For all its energy and ideas, The Narrative of John Smith conspicuously lacks the storytelling technique that would distinguish Conan Doyle’s later career. It affords a striking contrast with The Stark Munro Letters, written some ten years later, in which the author made use of many of the earlier manuscript’s ideas and incidents, but with canny revisions demonstrating his growth as a writer. Dr Stark Munro is a young man struggling to find his way in the world, imparting an atmosphere of discovery to its long passages concerning ideas and philosophy. In the hands of the older, becalmed John Smith, these same passages had quickly descended into pedantry. ‘You have degraded what should have been a course of lectures into a series of tales,’ Sherlock Holmes once complained to Dr Watson, accusing himself of ‘pandering to popular taste’ in his accounts of the detective’s cases. By that measure, Holmes might well hav
e preferred John Smith, but most readers will gravitate to the Watsonian romanticism of Stark Munro.
Be that as it may, The Narrative of John Smith affords a rare glimpse of Conan Doyle’s apprentice period, and demonstrates at least one attribute essential to any professional writer: he was not afraid to set aside a failing manuscript – nor to go back to it for elements he could usefully rework for later tales. Conan Doyle’s later comments about the Narrative make it clear that he was well aware of the many shortcomings of this juvenile effort and, indeed, that he was embarrassed by it. In the same article in The Idler – again referring to the lost manuscript and perhaps offering a warning to future scholars and editors of his work – he wrote: ‘I must in all honesty confess that my shock at its disappearance would be as nothing to my horror if it were suddenly to appear again – in print.’

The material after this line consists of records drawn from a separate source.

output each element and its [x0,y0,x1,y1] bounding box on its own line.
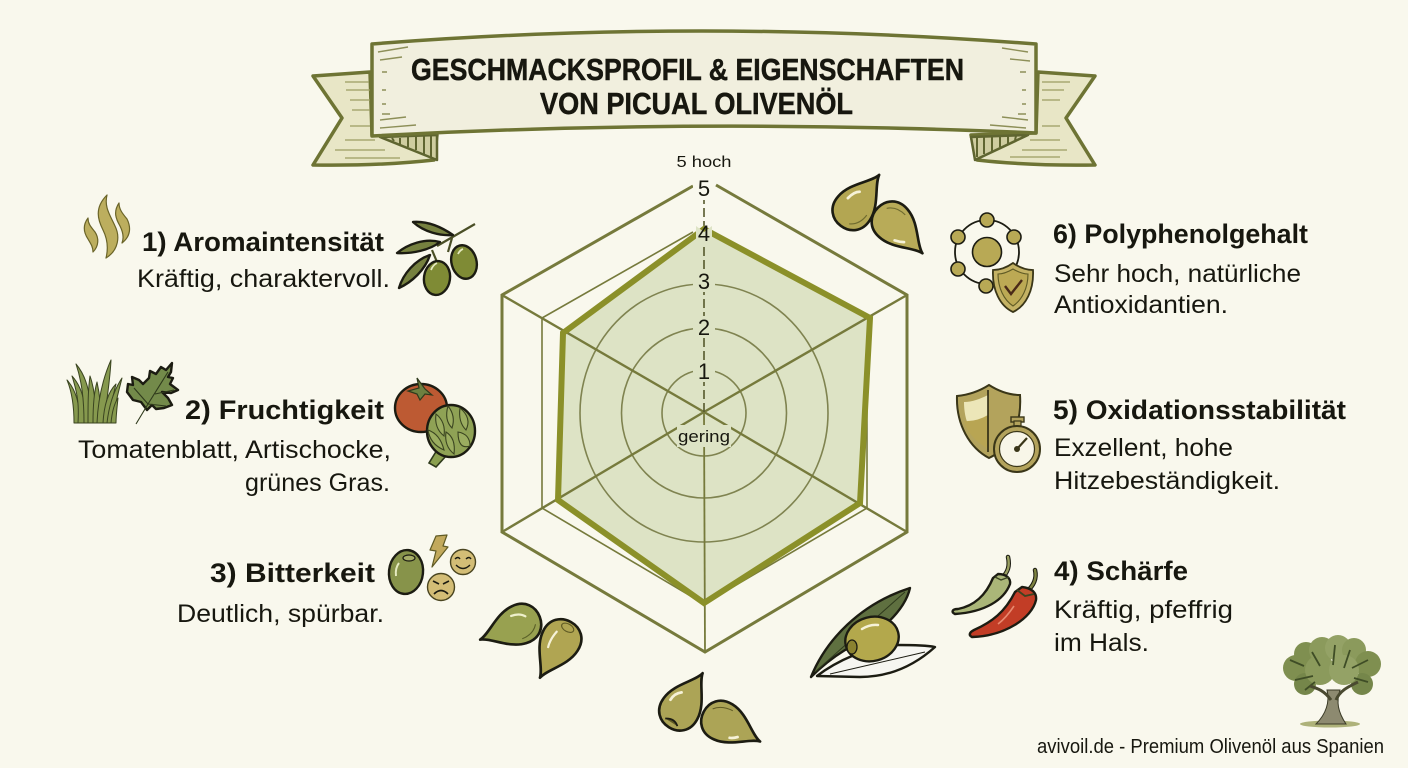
icon: green olive [387,548,425,596]
axis labels: 3 [698,269,710,294]
description: Exzellent, hohe [1054,434,1233,462]
item 4: Schärfe [953,556,1233,657]
description: Deutlich, spürbar. [177,600,384,628]
item 5: Oxidationsstabilität [957,385,1346,495]
icon: stopwatch [994,417,1040,472]
item 1: Aromaintensität [84,195,480,297]
range rings [580,284,828,542]
description: Tomatenblatt, Artischocke, [78,436,391,464]
icon: lightning bolt [430,535,448,567]
icon: olive pair bottom center [652,663,769,759]
axis labels: 5 [698,176,710,201]
heading: 2) Fruchtigkeit [185,395,384,425]
axis spokes [502,200,907,652]
axis labels: 2 [698,315,710,340]
icon: green chili [953,557,1010,614]
item 3: Bitterkeit [177,535,476,628]
radar chart [502,154,907,652]
item 6: Polyphenolgehalt: Antioxidantien. [1054,291,1228,319]
inner hexagon grid [542,232,867,604]
title text: GESCHMACKSPROFIL & EIGENSCHAFTEN [411,52,964,87]
data area [558,229,870,603]
canopy [1283,635,1381,695]
icon: smiling face [450,550,476,574]
icon: artichoke [427,405,475,467]
footer credit: avivoil.de - Premium Olivenöl aus Spanien [1037,736,1384,758]
icon: olive pair bottom left [473,598,588,687]
axis labels: 5 hoch [676,154,732,171]
icon: red chili [970,570,1036,637]
item 2: Fruchtigkeit [67,360,475,497]
scale number backgrounds [677,173,731,447]
item 6: Polyphenolgehalt [951,213,1308,319]
description: Kräftig, charaktervoll. [137,265,390,293]
icon: olive pair top right [825,163,937,267]
icon: parsley leaf [127,363,178,424]
item 5: Oxidationsstabilität: Hitzebeständigkeit. [1054,467,1280,495]
icon: grass [67,360,122,423]
banner: title ribbon: VON PICUAL OLIVENÖL [540,86,853,121]
axis labels [676,154,732,446]
axis labels: gering [678,427,730,446]
heading: 4) Schärfe [1054,556,1188,586]
description: Kräftig, pfeffrig [1054,596,1233,624]
item 2: Fruchtigkeit: grünes Gras. [245,469,390,497]
heading: 1) Aromaintensität [142,227,384,257]
icon: tomato [395,378,447,432]
right ribbon tail [971,72,1095,165]
item 4: Schärfe: im Hals. [1054,629,1149,657]
banner: title ribbon [313,31,1095,165]
icon: molecule with shield [951,213,1033,312]
data outline [558,229,870,603]
icon: olive branch [397,222,480,297]
trunk [1316,690,1346,724]
right fold [971,135,1028,160]
icon: olive tree [1283,635,1381,728]
ribbon main panel [372,31,1036,136]
heading: 3) Bitterkeit [210,558,375,588]
icon: shield [957,385,1020,458]
icon: olive with leaves [811,588,935,677]
left fold [380,135,437,160]
outer hexagon grid [502,185,907,652]
left ribbon tail [313,72,437,165]
heading: 5) Oxidationsstabilität [1053,395,1346,425]
axis labels: 1 [698,359,710,384]
heading: 6) Polyphenolgehalt [1053,219,1308,249]
axis labels: 4 [698,221,710,246]
description: Sehr hoch, natürliche [1054,260,1301,288]
icon: aroma waves [84,195,130,258]
icon: angry face [428,574,454,600]
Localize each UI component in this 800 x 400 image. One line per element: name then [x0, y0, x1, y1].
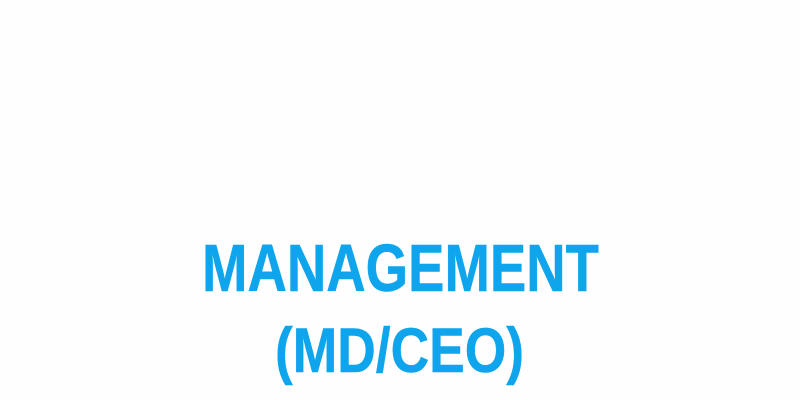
heading line: (MD/CEO): (MD/CEO) — [275, 316, 524, 386]
heading line: MANAGEMENT: MANAGEMENT — [202, 231, 599, 306]
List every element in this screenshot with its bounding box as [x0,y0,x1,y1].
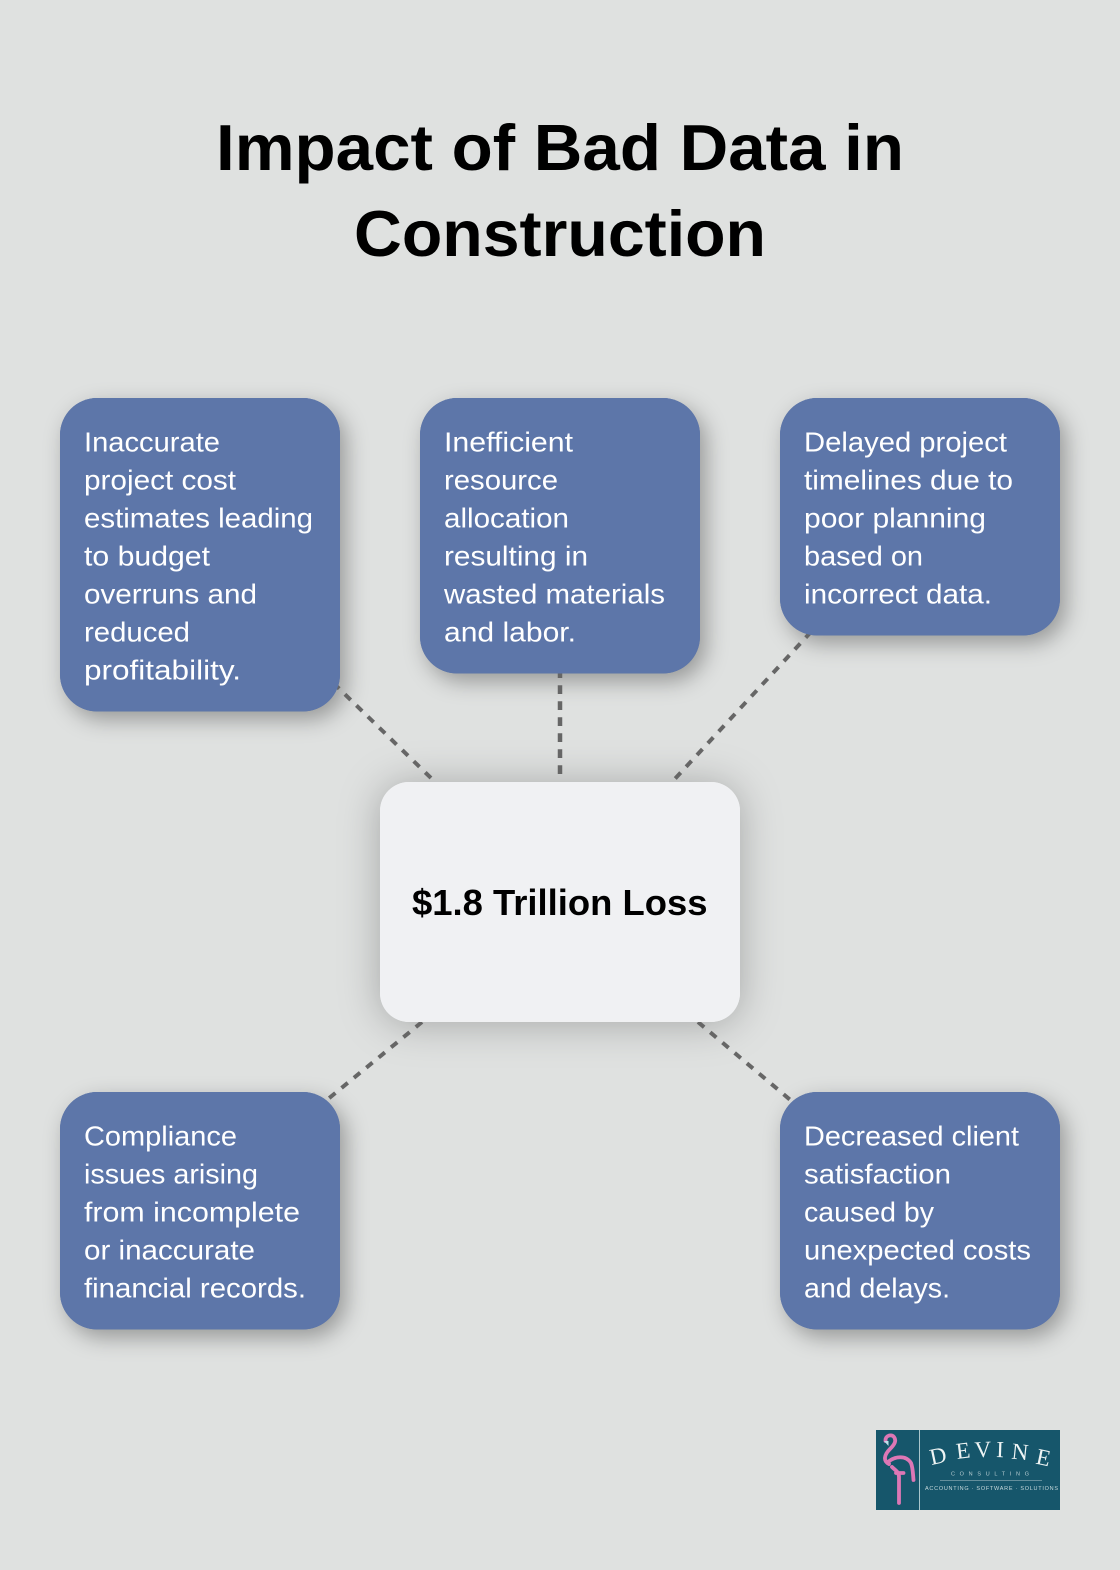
panel: decreased client satisfaction: satisfaction [804,1159,951,1190]
icon: flamingo [885,1435,914,1503]
panel: inefficient resource allocation: Inefficient [444,427,573,458]
panel: decreased client satisfaction [780,1092,1060,1330]
logo wordmark: DEVINE [927,1437,1053,1471]
connector: client satisfaction to center [698,1022,820,1125]
logo subtitle: CONSULTING [951,1472,1029,1478]
title [216,111,904,270]
panel: inefficient resource allocation: allocation [444,503,569,534]
panel: inaccurate cost estimates: overruns and [84,579,257,610]
panel: decreased client satisfaction: caused by [804,1197,934,1228]
title: Impact of Bad Data in [216,111,904,184]
logo: Devine Consulting [876,1430,1060,1510]
panel: compliance issues: or inaccurate [84,1235,255,1266]
panel: inaccurate cost estimates: reduced [84,617,190,648]
panel: delayed project timelines [780,398,1060,636]
panel: inaccurate cost estimates: estimates leading [84,503,313,534]
panel: delayed project timelines: poor planning [804,503,986,534]
logo tagline: ACCOUNTING · SOFTWARE · SOLUTIONS [925,1486,1058,1492]
panel: delayed project timelines: incorrect data. [804,579,992,610]
central panel: total loss [380,782,740,1022]
connector: cost estimates to center [322,672,432,779]
panel: inefficient resource allocation: resulting in [444,541,588,572]
panel: compliance issues: Compliance [84,1121,237,1152]
connector: resource allocation to center [558,669,562,776]
panel: compliance issues: financial records. [84,1273,306,1304]
panel: delayed project timelines: Delayed project [804,427,1007,458]
panel: inaccurate cost estimates: project cost [84,465,236,496]
panel: decreased client satisfaction: unexpected costs [804,1235,1031,1266]
panel: inefficient resource allocation: resource [444,465,558,496]
connector: compliance to center [300,1022,422,1122]
panel: inaccurate cost estimates [60,398,340,712]
panel: delayed project timelines: based on [804,541,923,572]
panel: inaccurate cost estimates: to budget [84,541,210,572]
panel: compliance issues [60,1092,340,1330]
central panel: total loss: $1.8 Trillion Loss [412,882,708,923]
panel: inefficient resource allocation: wasted materials [443,579,665,610]
panel: inaccurate cost estimates: profitability. [84,655,241,686]
panel: delayed project timelines: timelines due to [804,465,1013,496]
panel: decreased client satisfaction: Decreased client [804,1121,1019,1152]
connector: project timelines to center [672,620,822,782]
panel: compliance issues: issues arising [84,1159,258,1190]
title: Construction [354,197,766,270]
panel: inefficient resource allocation: and labor. [444,617,576,648]
panel: inaccurate cost estimates: Inaccurate [84,427,220,458]
panel: inefficient resource allocation [420,398,700,674]
panel: decreased client satisfaction: and delays. [804,1273,950,1304]
panel: compliance issues: from incomplete [84,1197,300,1228]
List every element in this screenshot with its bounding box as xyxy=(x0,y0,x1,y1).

Why, then, did he take the trouble to embark on rewriting a novel of which he had serious doubts at the time? However harsh his retrospective judgement might have been, and although he abandoned it – for reasons unknown – before he completed the rewriting, it seems likely that he at least began to reconstruct the text in the belief that it might yet be a work worth saving. Indeed, his dismissive comments about the work are not borne out by the fact that numerous similar and sometimes verbatim passages from it were retained in some subsequent works of his (including The Stark Munro Letters, Through the Magic Door, and some others noted in the annotations to the text).
Incomplete and in a state of arrested revision, the Narrative remained a work-in-progress for Conan Doyle. Although one which he eventually had second thoughts about publishing, it nonetheless has a significant part to play in allowing a fuller understanding of his development as a writer; and thus, we believe, offers ample justification for us to transgress his wishes and allow it to appear – in print.